ENTERTAINER George Formby might well have been leaning on a lamp-post, but it was to catch sight of his wife-to-be Beryl Ingham.

Many will have heard the story of the distinctive singer and ukulele player romancing, and then marrying, the dancer, who lived in East Lancashire, back in 1924.

Born in Alliance Street, Baxenden, and later living in Darwen, she was a world champion clog dancer and formed a variety act with George until 1932, when she became his manager.

Looking Back has this week heard from Tony Thornton, who originates from Accrington, and publishes the George Formby Society magazine.

He told this tale: “If you stop anyone on the streets of Darwen and ask them the way to Richmond Terrace, they will likely say, ‘If you’re looking for the house that George and Beryl eloped from, it’s number five’. It’s a neat house in a terraced block and, when you knock on the door, you will be greeted by Doris Lingard, who has lived there for the last 57 years.

But it’s what happened there on the night of September 13, 1924, that has forever made it part of the town’s folklore.

Legend has it that George Formby, then 19, arrived at the house at 2am, in a taxi, roused the sleeping family and declared, ‘I’ve come for Beryl and I want to marry her’.

Courting for some time, they had met while appearing at a theatre in Castleford, and for George it was love at first sight.

Beryl’s father ran the Black Bull Hotel, in Darwen, and George got to know him over a few pints. He would roll up to the pub on a battered old motorbike.

George said ‘I decided all of a sudden to propose to Beryl. I hadn’t mentioned marriage to her before I went to Darwen that night, but somehow I don’t think she was surprised’.

In true romantic style, George stood under the window and serenaded his loved one on his ukulele, singing: ‘How I love these Darwen girls With their bright and sunny curls From their red and ruby lips I get the taste of fish and chips’.

Beryl’s father was unimpressed and shouted from the upstairs window, ‘Who the hell is that?’ George was undeterred. ‘Beryl, will you marry me?’ he bawled. ‘Alright,’ said Beryl, ‘but come back in the morning!’ George returned at 7am and, accompanied by Beryl’s sister, May, and a special licence, they were married at the register office in Wigan at 10am.

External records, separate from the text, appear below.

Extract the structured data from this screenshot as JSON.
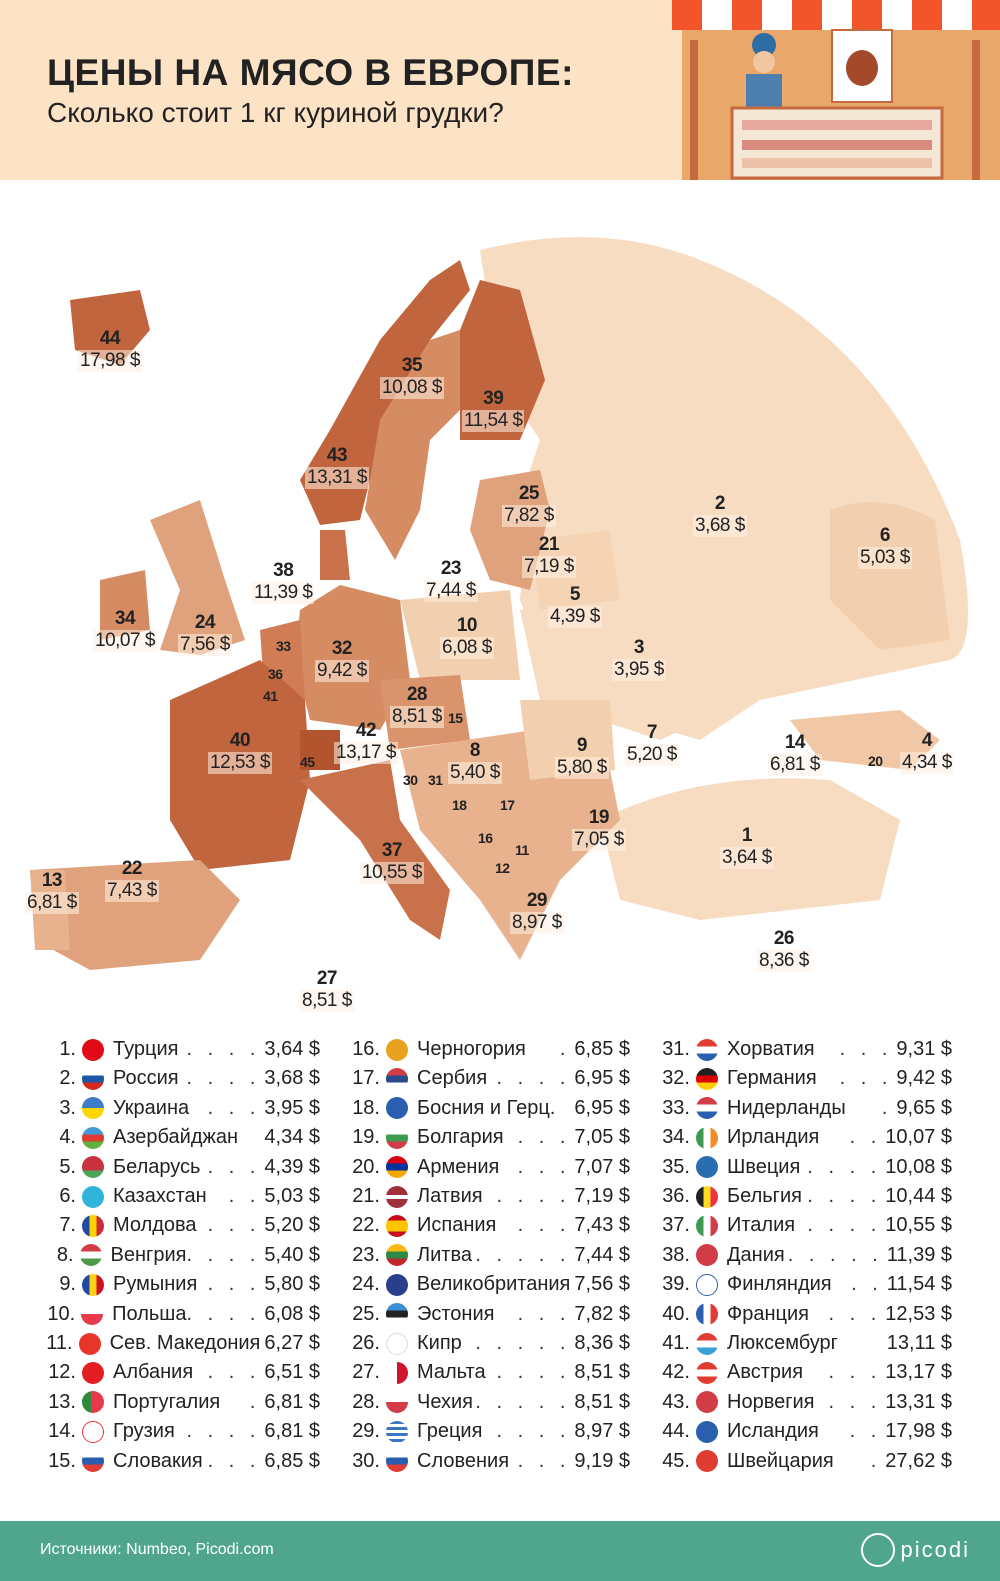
{
  "header": {
    "title": "ЦЕНЫ НА МЯСО В ЕВРОПЕ:",
    "subtitle": "Сколько стоит 1 кг куриной грудки?"
  },
  "colors": {
    "header_bg": "#fde3c6",
    "darkest": "#c1653f",
    "dark": "#d68c63",
    "medium": "#e8b28f",
    "light": "#f7dcc1",
    "footer": "#50a68c"
  },
  "map": {
    "labels": [
      {
        "rank": "44",
        "price": "17,98 $"
      },
      {
        "rank": "35",
        "price": "10,08 $"
      },
      {
        "rank": "39",
        "price": "11,54 $"
      },
      {
        "rank": "43",
        "price": "13,31 $"
      },
      {
        "rank": "25",
        "price": "7,82 $"
      },
      {
        "rank": "21",
        "price": "7,19 $"
      },
      {
        "rank": "23",
        "price": "7,44 $"
      },
      {
        "rank": "2",
        "price": "3,68 $"
      },
      {
        "rank": "6",
        "price": "5,03 $"
      },
      {
        "rank": "38",
        "price": "11,39 $"
      },
      {
        "rank": "34",
        "price": "10,07 $"
      },
      {
        "rank": "24",
        "price": "7,56 $"
      },
      {
        "rank": "10",
        "price": "6,08 $"
      },
      {
        "rank": "5",
        "price": "4,39 $"
      },
      {
        "rank": "3",
        "price": "3,95 $"
      },
      {
        "rank": "33",
        "price": ""
      },
      {
        "rank": "32",
        "price": "9,42 $"
      },
      {
        "rank": "36",
        "price": ""
      },
      {
        "rank": "41",
        "price": ""
      },
      {
        "rank": "28",
        "price": "8,51 $"
      },
      {
        "rank": "15",
        "price": ""
      },
      {
        "rank": "40",
        "price": "12,53 $"
      },
      {
        "rank": "42",
        "price": "13,17 $"
      },
      {
        "rank": "45",
        "price": ""
      },
      {
        "rank": "8",
        "price": "5,40 $"
      },
      {
        "rank": "9",
        "price": "5,80 $"
      },
      {
        "rank": "7",
        "price": "5,20 $"
      },
      {
        "rank": "14",
        "price": "6,81 $"
      },
      {
        "rank": "4",
        "price": "4,34 $"
      },
      {
        "rank": "20",
        "price": ""
      },
      {
        "rank": "30",
        "price": ""
      },
      {
        "rank": "31",
        "price": ""
      },
      {
        "rank": "18",
        "price": ""
      },
      {
        "rank": "17",
        "price": ""
      },
      {
        "rank": "19",
        "price": "7,05 $"
      },
      {
        "rank": "16",
        "price": ""
      },
      {
        "rank": "11",
        "price": ""
      },
      {
        "rank": "12",
        "price": ""
      },
      {
        "rank": "1",
        "price": "3,64 $"
      },
      {
        "rank": "13",
        "price": "6,81 $"
      },
      {
        "rank": "22",
        "price": "7,43 $"
      },
      {
        "rank": "37",
        "price": "10,55 $"
      },
      {
        "rank": "29",
        "price": "8,97 $"
      },
      {
        "rank": "26",
        "price": "8,36 $"
      },
      {
        "rank": "27",
        "price": "8,51 $"
      }
    ]
  },
  "ranking": [
    {
      "n": "1.",
      "country": "Турция",
      "dots": ". . . .",
      "price": "3,64 $",
      "flag": "turkey"
    },
    {
      "n": "2.",
      "country": "Россия",
      "dots": ". . . .",
      "price": "3,68 $",
      "flag": "russia"
    },
    {
      "n": "3.",
      "country": "Украина",
      "dots": ". . .",
      "price": "3,95 $",
      "flag": "ukraine"
    },
    {
      "n": "4.",
      "country": "Азербайджан",
      "dots": "",
      "price": "4,34 $",
      "flag": "azerbaijan"
    },
    {
      "n": "5.",
      "country": "Беларусь",
      "dots": ". . .",
      "price": "4,39 $",
      "flag": "belarus"
    },
    {
      "n": "6.",
      "country": "Казахстан",
      "dots": ". .",
      "price": "5,03 $",
      "flag": "kazakhstan"
    },
    {
      "n": "7.",
      "country": "Молдова",
      "dots": ". . .",
      "price": "5,20 $",
      "flag": "moldova"
    },
    {
      "n": "8.",
      "country": "Венгрия",
      "dots": ". . . .",
      "price": "5,40 $",
      "flag": "hungary"
    },
    {
      "n": "9.",
      "country": "Румыния",
      "dots": ". . .",
      "price": "5,80 $",
      "flag": "romania"
    },
    {
      "n": "10.",
      "country": "Польша",
      "dots": ". . . .",
      "price": "6,08 $",
      "flag": "poland"
    },
    {
      "n": "11.",
      "country": "Сев. Македония",
      "dots": "",
      "price": "6,27 $",
      "flag": "north-macedonia"
    },
    {
      "n": "12.",
      "country": "Албания",
      "dots": ". . .",
      "price": "6,51 $",
      "flag": "albania"
    },
    {
      "n": "13.",
      "country": "Португалия",
      "dots": ".",
      "price": "6,81 $",
      "flag": "portugal"
    },
    {
      "n": "14.",
      "country": "Грузия",
      "dots": ". . . .",
      "price": "6,81 $",
      "flag": "georgia"
    },
    {
      "n": "15.",
      "country": "Словакия",
      "dots": ". . .",
      "price": "6,85 $",
      "flag": "slovakia"
    },
    {
      "n": "16.",
      "country": "Черногория",
      "dots": ".",
      "price": "6,85 $",
      "flag": "montenegro"
    },
    {
      "n": "17.",
      "country": "Сербия",
      "dots": ". . . .",
      "price": "6,95 $",
      "flag": "serbia"
    },
    {
      "n": "18.",
      "country": "Босния и Герц.",
      "dots": "",
      "price": "6,95 $",
      "flag": "bosnia"
    },
    {
      "n": "19.",
      "country": "Болгария",
      "dots": ". . .",
      "price": "7,05 $",
      "flag": "bulgaria"
    },
    {
      "n": "20.",
      "country": "Армения",
      "dots": ". . .",
      "price": "7,07 $",
      "flag": "armenia"
    },
    {
      "n": "21.",
      "country": "Латвия",
      "dots": ". . . .",
      "price": "7,19 $",
      "flag": "latvia"
    },
    {
      "n": "22.",
      "country": "Испания",
      "dots": ". . .",
      "price": "7,43 $",
      "flag": "spain"
    },
    {
      "n": "23.",
      "country": "Литва",
      "dots": ". . . . .",
      "price": "7,44 $",
      "flag": "lithuania"
    },
    {
      "n": "24.",
      "country": "Великобритания",
      "dots": "",
      "price": "7,56 $",
      "flag": "uk"
    },
    {
      "n": "25.",
      "country": "Эстония",
      "dots": ". . .",
      "price": "7,82 $",
      "flag": "estonia"
    },
    {
      "n": "26.",
      "country": "Кипр",
      "dots": ". . . . .",
      "price": "8,36 $",
      "flag": "cyprus"
    },
    {
      "n": "27.",
      "country": "Мальта",
      "dots": ". . . .",
      "price": "8,51 $",
      "flag": "malta"
    },
    {
      "n": "28.",
      "country": "Чехия",
      "dots": ". . . . .",
      "price": "8,51 $",
      "flag": "czechia"
    },
    {
      "n": "29.",
      "country": "Греция",
      "dots": ". . . .",
      "price": "8,97 $",
      "flag": "greece"
    },
    {
      "n": "30.",
      "country": "Словения",
      "dots": ". . .",
      "price": "9,19 $",
      "flag": "slovenia"
    },
    {
      "n": "31.",
      "country": "Хорватия",
      "dots": ". . .",
      "price": "9,31 $",
      "flag": "croatia"
    },
    {
      "n": "32.",
      "country": "Германия",
      "dots": ". . .",
      "price": "9,42 $",
      "flag": "germany"
    },
    {
      "n": "33.",
      "country": "Нидерланды",
      "dots": ".",
      "price": "9,65 $",
      "flag": "netherlands"
    },
    {
      "n": "34.",
      "country": "Ирландия",
      "dots": ". .",
      "price": "10,07 $",
      "flag": "ireland"
    },
    {
      "n": "35.",
      "country": "Швеция",
      "dots": ". . . .",
      "price": "10,08 $",
      "flag": "sweden"
    },
    {
      "n": "36.",
      "country": "Бельгия",
      "dots": ". . . .",
      "price": "10,44 $",
      "flag": "belgium"
    },
    {
      "n": "37.",
      "country": "Италия",
      "dots": ". . . .",
      "price": "10,55 $",
      "flag": "italy"
    },
    {
      "n": "38.",
      "country": "Дания",
      "dots": ". . . . .",
      "price": "11,39 $",
      "flag": "denmark"
    },
    {
      "n": "39.",
      "country": "Финляндия",
      "dots": ". .",
      "price": "11,54 $",
      "flag": "finland"
    },
    {
      "n": "40.",
      "country": "Франция",
      "dots": ". . .",
      "price": "12,53 $",
      "flag": "france"
    },
    {
      "n": "41.",
      "country": "Люксембург",
      "dots": "",
      "price": "13,11 $",
      "flag": "luxembourg"
    },
    {
      "n": "42.",
      "country": "Австрия",
      "dots": ". . .",
      "price": "13,17 $",
      "flag": "austria"
    },
    {
      "n": "43.",
      "country": "Норвегия",
      "dots": ". . .",
      "price": "13,31 $",
      "flag": "norway"
    },
    {
      "n": "44.",
      "country": "Исландия",
      "dots": ". .",
      "price": "17,98 $",
      "flag": "iceland"
    },
    {
      "n": "45.",
      "country": "Швейцария",
      "dots": ".",
      "price": "27,62 $",
      "flag": "switzerland"
    }
  ],
  "footer": {
    "sources": "Источники: Numbeo, Picodi.com",
    "logo": "picodi"
  }
}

According to a local tale, however, George and Beryl planned their elopement and were aided by Arthur Mellor, a carpenter who made the boards at the Royal Theatre, in Darwen, where Beryl and May tap danced as The Two Violets. It’s claimed when George arrived at the house in the early hours, Arthur took a ladder on a pony and trap. Beryl nipped down the ladder with her suitcase and off they went.”

Added Tony: “Whatever the truth, two months later they were married again – this time in church.

“He certainly picked the right lass, for it was Beryl who made him an international star.”